Cécile Duflot se souvient “des affiches avec [sa] chef dans les agences immobilières de la Fnaim ». En 2013, ministre (Europe Écologie-Les Verts) du Logement, elle a défendu devant les parlementaires le plafonnement des loyers, inscrit dans son projet de loi Accès au logement et urbanisme rénové (ALUR), pour contrer leur envolée dans les métropoles. A l’Assemblée nationale, la droite s’enflamme contre un “atteinte à la liberté contractuelle”.
Le président de la République, François Hollande, qui avait pourtant fait de cette mesure réglementaire un engagement de campagne, semble lui-même avoir hésité face à l’obstacle. En Conseil des ministres, le chef de l’Etat aurait déclaré : « Le contrôle des loyers est-il vraiment une bonne chose ? »dit Cécile Duflot dans son livre De l’intérieur : Voyage au pays de la désillusion (Fayard, 2014).
Dix ans ont passé et les temps ont changé. Aujourd’hui, face à la crise du logement dans des quartiers tendus, ce sont des élus locaux étiquetés de droite qui demandent une régulation des loyers. Comme à Annemasse (Haute-Savoie). Première étape : l’agglomération a voté, en septembre 2022, la création d’un observatoire des loyers, avec ses voisines Thonon Agglomération et Grand Annecy. « Il y avait eu une réflexion sur le sujet en 2019, mais la mesure était perçue comme essentiellement idéologique, et cela dérangeait les lobbies immobiliers, les propriétaires, les élus.estime Gabriel Doublet, président d’Annemasse Agglo, ex-Union des démocrates et indépendants (UDI) passé dans Horizons, le parti d’Edouard Philippe. Mais le logement est devenu le problème numéro un du territoire. Apparence l’idéologie a été évacuée : on a refait le tour de table il y a quelques mois et tout le monde avait évolué. » Deux mois plus tard, en novembre 2022, l’élu de Haute-Savoie sollicite le dispositif auprès du ministère du Logement, mettre en place un contrôle des loyers. Il aimerait commencer ” dès que possible “.
Collée à la Suisse, Annemasse vit dans l’ombre de Genève, hyper attractive pour les frontaliers côté français, avec son Smic à 4.400 euros. Conséquence : les propriétaires louent à des prix exorbitants, basés sur le pouvoir d’achat des « pendulaires » qui partent chaque matin travailler du côté suisse. Le loyer médian de l’agglomération est devenu l’un des plus élevés des villes françaises, derrière Paris et Nice-Côte d’Azur.

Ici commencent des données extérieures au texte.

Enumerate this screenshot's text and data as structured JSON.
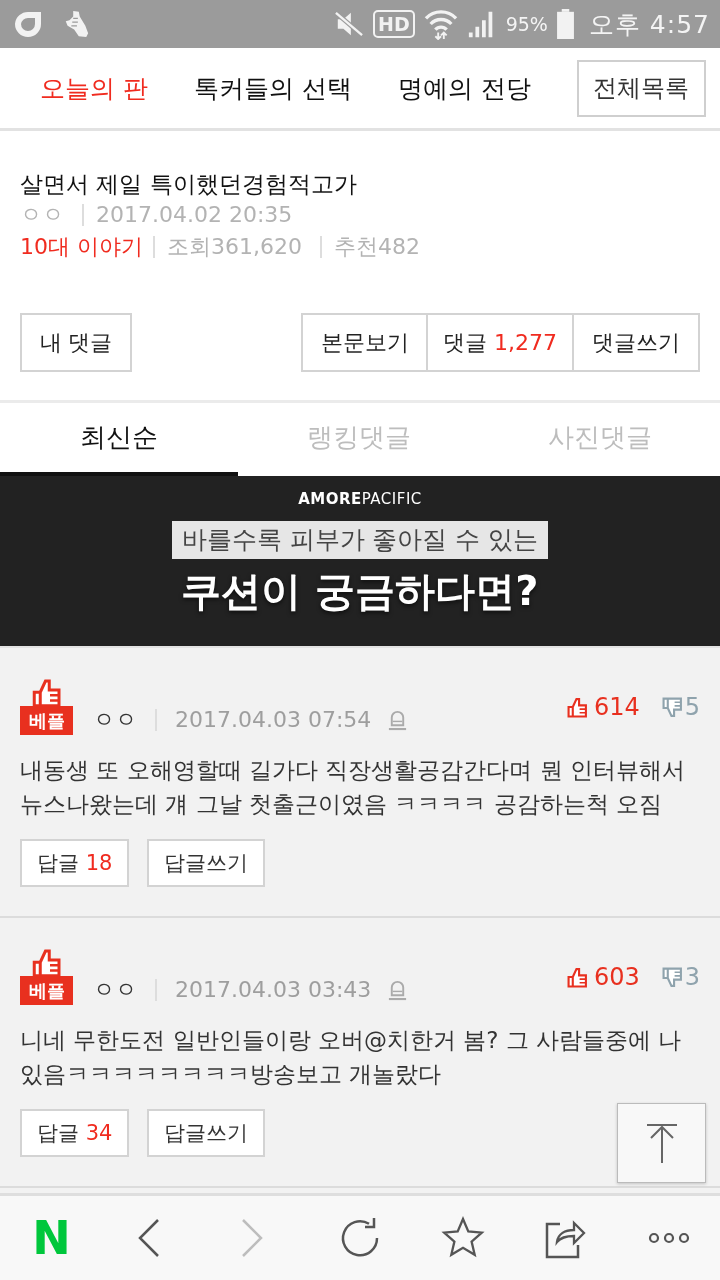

Le territoire attirant aussi des travailleurs en difficulté venus de toute la France, désireux de tenter leur chance de l’autre côté de la frontière, des marchands de sommeil se sont engouffrés dans la brèche. “El Dorado n’est pas pour tout le monde, tout le monde ne trouve pas un emploi en Suisse”alerte-t-on au siège d’Annemasse Agglo, qui évalue à 30% la part des ménages exclus du marché locatif privé.